Ну и наконец, конкретно: роль русской литературы в трагедиях XX века. Кто-то удачно перефразировал известное изречение относительно особенности русского патриотизма: «У всех народов есть своя литература, но только у нас — русская литература!» И верно ведь. Ни в одном народе литература не играла такой роли в формировании общественных отношений, нигде не была она столь откровенно политизирована — поначалу, так сказать, по доброй воле, а потом и откровенно на потребу победившей в России идеологии.

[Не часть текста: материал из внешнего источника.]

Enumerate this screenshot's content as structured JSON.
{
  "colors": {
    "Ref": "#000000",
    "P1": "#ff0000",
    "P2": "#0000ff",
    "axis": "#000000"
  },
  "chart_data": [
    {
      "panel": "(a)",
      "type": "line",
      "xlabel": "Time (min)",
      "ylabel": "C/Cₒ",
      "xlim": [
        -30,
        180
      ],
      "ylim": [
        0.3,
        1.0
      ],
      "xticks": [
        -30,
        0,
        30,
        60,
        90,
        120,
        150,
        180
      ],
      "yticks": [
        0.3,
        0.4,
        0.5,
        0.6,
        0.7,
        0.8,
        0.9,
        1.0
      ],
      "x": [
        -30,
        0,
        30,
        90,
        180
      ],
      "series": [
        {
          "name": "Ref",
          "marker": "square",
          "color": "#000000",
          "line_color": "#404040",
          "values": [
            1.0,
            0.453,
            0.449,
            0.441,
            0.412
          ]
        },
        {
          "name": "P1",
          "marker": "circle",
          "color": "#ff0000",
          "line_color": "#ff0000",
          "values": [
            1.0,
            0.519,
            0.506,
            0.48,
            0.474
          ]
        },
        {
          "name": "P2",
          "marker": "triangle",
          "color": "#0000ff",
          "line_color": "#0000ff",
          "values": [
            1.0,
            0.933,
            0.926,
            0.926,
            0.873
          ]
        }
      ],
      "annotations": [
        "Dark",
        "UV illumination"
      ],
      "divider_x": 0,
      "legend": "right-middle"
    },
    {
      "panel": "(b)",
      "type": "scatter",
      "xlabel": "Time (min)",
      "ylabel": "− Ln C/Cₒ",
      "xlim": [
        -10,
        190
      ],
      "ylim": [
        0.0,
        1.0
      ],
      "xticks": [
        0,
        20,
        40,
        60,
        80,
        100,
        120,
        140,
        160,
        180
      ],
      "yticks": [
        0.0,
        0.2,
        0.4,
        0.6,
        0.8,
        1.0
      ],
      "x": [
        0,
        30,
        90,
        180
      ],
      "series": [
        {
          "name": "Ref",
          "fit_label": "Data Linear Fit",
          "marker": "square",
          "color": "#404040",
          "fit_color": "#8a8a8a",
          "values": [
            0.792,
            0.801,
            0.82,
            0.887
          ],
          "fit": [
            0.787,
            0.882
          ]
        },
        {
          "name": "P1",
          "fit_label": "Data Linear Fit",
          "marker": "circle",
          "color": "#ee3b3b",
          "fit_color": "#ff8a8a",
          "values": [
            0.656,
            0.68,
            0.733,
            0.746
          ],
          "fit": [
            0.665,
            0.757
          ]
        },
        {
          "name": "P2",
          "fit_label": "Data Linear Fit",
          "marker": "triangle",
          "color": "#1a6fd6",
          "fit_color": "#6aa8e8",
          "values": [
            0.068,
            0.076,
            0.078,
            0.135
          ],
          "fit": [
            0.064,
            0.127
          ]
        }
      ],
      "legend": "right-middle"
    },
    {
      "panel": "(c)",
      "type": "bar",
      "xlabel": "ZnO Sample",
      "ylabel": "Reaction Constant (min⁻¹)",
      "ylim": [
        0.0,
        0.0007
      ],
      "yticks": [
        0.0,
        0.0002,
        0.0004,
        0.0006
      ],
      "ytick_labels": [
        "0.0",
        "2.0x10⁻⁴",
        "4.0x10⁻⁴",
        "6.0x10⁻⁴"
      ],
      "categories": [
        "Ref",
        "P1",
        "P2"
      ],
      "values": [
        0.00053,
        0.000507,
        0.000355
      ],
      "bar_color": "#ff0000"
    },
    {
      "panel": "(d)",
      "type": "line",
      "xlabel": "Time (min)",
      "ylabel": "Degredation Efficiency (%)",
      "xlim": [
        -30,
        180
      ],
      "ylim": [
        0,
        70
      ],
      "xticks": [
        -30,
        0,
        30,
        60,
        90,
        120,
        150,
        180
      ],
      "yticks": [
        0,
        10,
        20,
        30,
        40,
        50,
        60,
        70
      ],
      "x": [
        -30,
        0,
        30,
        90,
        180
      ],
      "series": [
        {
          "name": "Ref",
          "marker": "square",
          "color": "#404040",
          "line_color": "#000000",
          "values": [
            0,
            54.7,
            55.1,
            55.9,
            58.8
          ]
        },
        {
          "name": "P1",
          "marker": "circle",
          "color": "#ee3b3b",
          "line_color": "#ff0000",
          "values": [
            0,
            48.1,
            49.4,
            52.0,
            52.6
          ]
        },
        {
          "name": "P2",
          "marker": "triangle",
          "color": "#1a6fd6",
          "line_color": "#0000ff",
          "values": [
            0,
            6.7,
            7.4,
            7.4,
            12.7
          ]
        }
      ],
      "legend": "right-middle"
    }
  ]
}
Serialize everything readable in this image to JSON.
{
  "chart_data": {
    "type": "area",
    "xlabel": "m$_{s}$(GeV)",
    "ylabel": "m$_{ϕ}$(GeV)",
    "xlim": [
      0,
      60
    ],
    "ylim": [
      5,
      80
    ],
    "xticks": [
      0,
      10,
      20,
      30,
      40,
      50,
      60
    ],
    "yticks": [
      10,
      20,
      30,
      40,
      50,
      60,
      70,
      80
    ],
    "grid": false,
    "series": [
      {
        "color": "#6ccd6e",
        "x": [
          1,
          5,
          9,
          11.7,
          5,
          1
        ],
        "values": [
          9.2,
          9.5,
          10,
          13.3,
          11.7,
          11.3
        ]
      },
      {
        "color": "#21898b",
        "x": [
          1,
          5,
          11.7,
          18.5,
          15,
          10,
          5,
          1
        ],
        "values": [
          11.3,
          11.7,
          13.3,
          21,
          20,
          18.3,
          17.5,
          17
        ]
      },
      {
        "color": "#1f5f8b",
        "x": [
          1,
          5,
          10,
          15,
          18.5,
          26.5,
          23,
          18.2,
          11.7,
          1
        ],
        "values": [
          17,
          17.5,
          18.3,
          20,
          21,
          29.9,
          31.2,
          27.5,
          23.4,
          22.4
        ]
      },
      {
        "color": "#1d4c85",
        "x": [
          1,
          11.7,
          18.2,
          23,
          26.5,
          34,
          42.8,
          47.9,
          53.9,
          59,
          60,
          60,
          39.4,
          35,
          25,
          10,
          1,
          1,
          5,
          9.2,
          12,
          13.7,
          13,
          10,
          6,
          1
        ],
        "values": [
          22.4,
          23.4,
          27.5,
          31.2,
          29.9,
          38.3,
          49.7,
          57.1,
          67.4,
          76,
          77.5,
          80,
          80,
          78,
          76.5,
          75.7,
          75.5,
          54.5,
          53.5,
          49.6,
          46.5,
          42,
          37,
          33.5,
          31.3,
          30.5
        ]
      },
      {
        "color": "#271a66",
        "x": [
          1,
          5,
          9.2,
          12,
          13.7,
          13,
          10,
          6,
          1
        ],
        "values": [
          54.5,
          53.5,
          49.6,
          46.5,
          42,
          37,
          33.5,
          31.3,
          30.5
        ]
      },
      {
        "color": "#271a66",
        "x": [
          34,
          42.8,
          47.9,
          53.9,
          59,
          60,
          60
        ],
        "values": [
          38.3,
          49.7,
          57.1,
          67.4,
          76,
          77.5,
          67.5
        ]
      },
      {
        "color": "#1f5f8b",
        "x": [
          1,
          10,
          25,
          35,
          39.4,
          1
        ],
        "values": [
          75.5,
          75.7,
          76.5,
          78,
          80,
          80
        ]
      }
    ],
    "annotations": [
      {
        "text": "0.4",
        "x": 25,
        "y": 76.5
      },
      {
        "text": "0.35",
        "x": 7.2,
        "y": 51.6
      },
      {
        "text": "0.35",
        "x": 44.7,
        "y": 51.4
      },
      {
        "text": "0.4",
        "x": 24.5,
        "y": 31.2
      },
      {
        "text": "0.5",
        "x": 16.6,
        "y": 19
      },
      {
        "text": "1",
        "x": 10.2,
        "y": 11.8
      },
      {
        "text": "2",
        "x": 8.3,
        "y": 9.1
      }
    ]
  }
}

Сколь ни замечательны были достижения литературы в коммунистический период, сколь ни велико ее значение в сохранении языковой традиции — другой фактор или момент был настораживающим и тревожным. Мы, кто понимал неизбежность коммунистического развала, но надеялся на «разумность» этого процесса, что не коснется он самой сути русского государственно-народного бытия, мы видели в советской литературе последних десятилетий этакую «косметическую составляющую». Тот самый критический фактор, стимулятор миллионности тиражей и повальной увлеченности общества новинками отечественной литературы, он, этот фактор по совокупности работал более на нигилизацию общества, нежели на мобилизацию гражданственного сознания, когда единственно можно было избежать смуты со всеми ее последствиями. Справедливо реагируя на социальные пороки, литераторы волей-неволей как бы перехватывали проблему, беллетризировали ее, переводя из сферы гражданской воли в стихию культурно-эмоциональную, где она и застревала беспоследственно, выпадая затем в осадок в виде хохм Жванецкого и его команды. То уже были веселые похороны социальной проблемы…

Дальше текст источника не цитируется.